Mente pura é o segundo, pois não tem aviltamento.
Alegria é o terceiro, pois é o resultado de uma mente tranquila.
Necessicidade da verdade é o quarto, pois promove uma mente pura.
Conduta correta é o quinto, pois é o resultado de ações puras: físicas, da fala e do
pensamento.
Falar com pureza é o sexto, pois afasta a mente que leva aos quatro reinos maus do
inferno, espiritos famintos, animais e assuras (espíritos guerreiros).
Pensamento puro é o sétimo, pois afasta a ganância, raiva e ignorância.
Manter os Budas em mente é o oitavo, pois contemplar os Budas é um ato puro.
Manter o Dharma em mente é o nono, pois contemplar a lei é um ato puro.

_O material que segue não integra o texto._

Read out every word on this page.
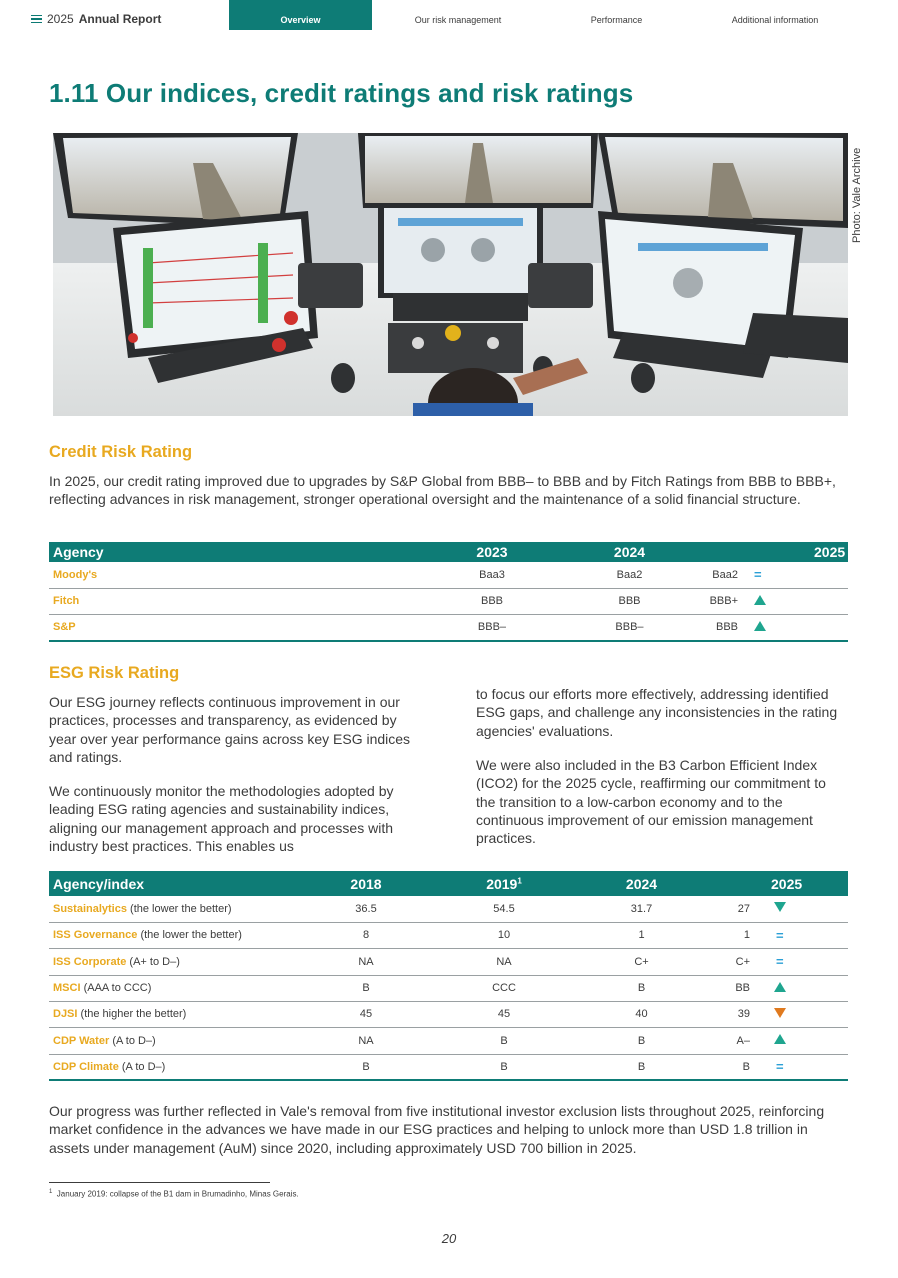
2025 Annual Report	Overview	Our risk management	Performance	Additional information
1.11 Our indices, credit ratings and risk ratings
Photo: Vale Archive
Credit Risk Rating

In 2025, our credit rating improved due to upgrades by S&P Global from BBB– to BBB and by Fitch Ratings from BBB to BBB+, reflecting advances in risk management, stronger operational oversight and the maintenance of a solid financial structure.

Agency	2023	2024	2025	
Moody's	Baa3	Baa2	Baa2	=
Fitch	BBB	BBB	BBB+	
S&P	BBB–	BBB–	BBB	
ESG Risk Rating

Our ESG journey reflects continuous improvement in our practices, processes and transparency, as evidenced by year over year performance gains across key ESG indices and ratings.

We continuously monitor the methodologies adopted by leading ESG rating agencies and sustainability indices, aligning our management approach and processes with industry best practices. This enables us

to focus our efforts more effectively, addressing identified ESG gaps, and challenge any inconsistencies in the rating agencies' evaluations.

We were also included in the B3 Carbon Efficient Index (ICO2) for the 2025 cycle, reaffirming our commitment to the transition to a low-carbon economy and to the continuous improvement of our emission management practices.

Agency/index	2018	2019$^1$	2024	2025	
Sustainalytics (the lower the better)	36.5	54.5	31.7	27	
ISS Governance (the lower the better)	8	10	1	1	=
ISS Corporate (A+ to D–)	NA	NA	C+	C+	=
MSCI (AAA to CCC)	B	CCC	B	BB	
DJSI (the higher the better)	45	45	40	39	
CDP Water (A to D–)	NA	B	B	A–	
CDP Climate (A to D–)	B	B	B	B	=

Our progress was further reflected in Vale's removal from five institutional investor exclusion lists throughout 2025, reinforcing market confidence in the advances we have made in our ESG practices and helping to unlock more than USD 1.8 trillion in assets under management (AuM) since 2020, including approximately USD 700 billion in 2025.

$^1$ January 2019: collapse of the B1 dam in Brumadinho, Minas Gerais.
20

Manter a Sangha em mente o décimo , pois garante a realização do Caminho.
Manter ofertas em mente é o décimo primeiro, pois tais ofertas são feitas sem esperar
nada em troca.
Manter os preceitos em mente é o décimo segundo, pois os preceitos englobam todos
os votos.
Manter o céu em mente é o décimo terceiro, pois faz surgir a mente cósmica.
Benevolência é o décimo quarto, pois faz com que todos os seres façam o bem.
Eliminação de sofrimento é o décimo quinto, pois protege os seres contra ferimentos.
Felicidade é o décimo sexto, pois elimina a infelicidade.
Abnegação é o décimo sétimo, pois termina com os cinco desejos.
Transciência é o décimo oitavo, pois expõe aos apegos mundanos.
Contemplação do sofrimento é o décimo nono, pois extingue todos os desejos.
Contemplação do não eu é do vigésimo, pois elimina os apegos ao eu.
Contemplação da quiescência é o vigésimo primeiro, pois preserva a mente tranqüila.
Vergonha é o vigésimo segundo, pois promove a mente tranqüila.
Timidez é o vigésimo terceiro, pois extingue os males externos.
Sinceridade é o vigésimo quarto, pois não engana nem seres celestiais nem humanos.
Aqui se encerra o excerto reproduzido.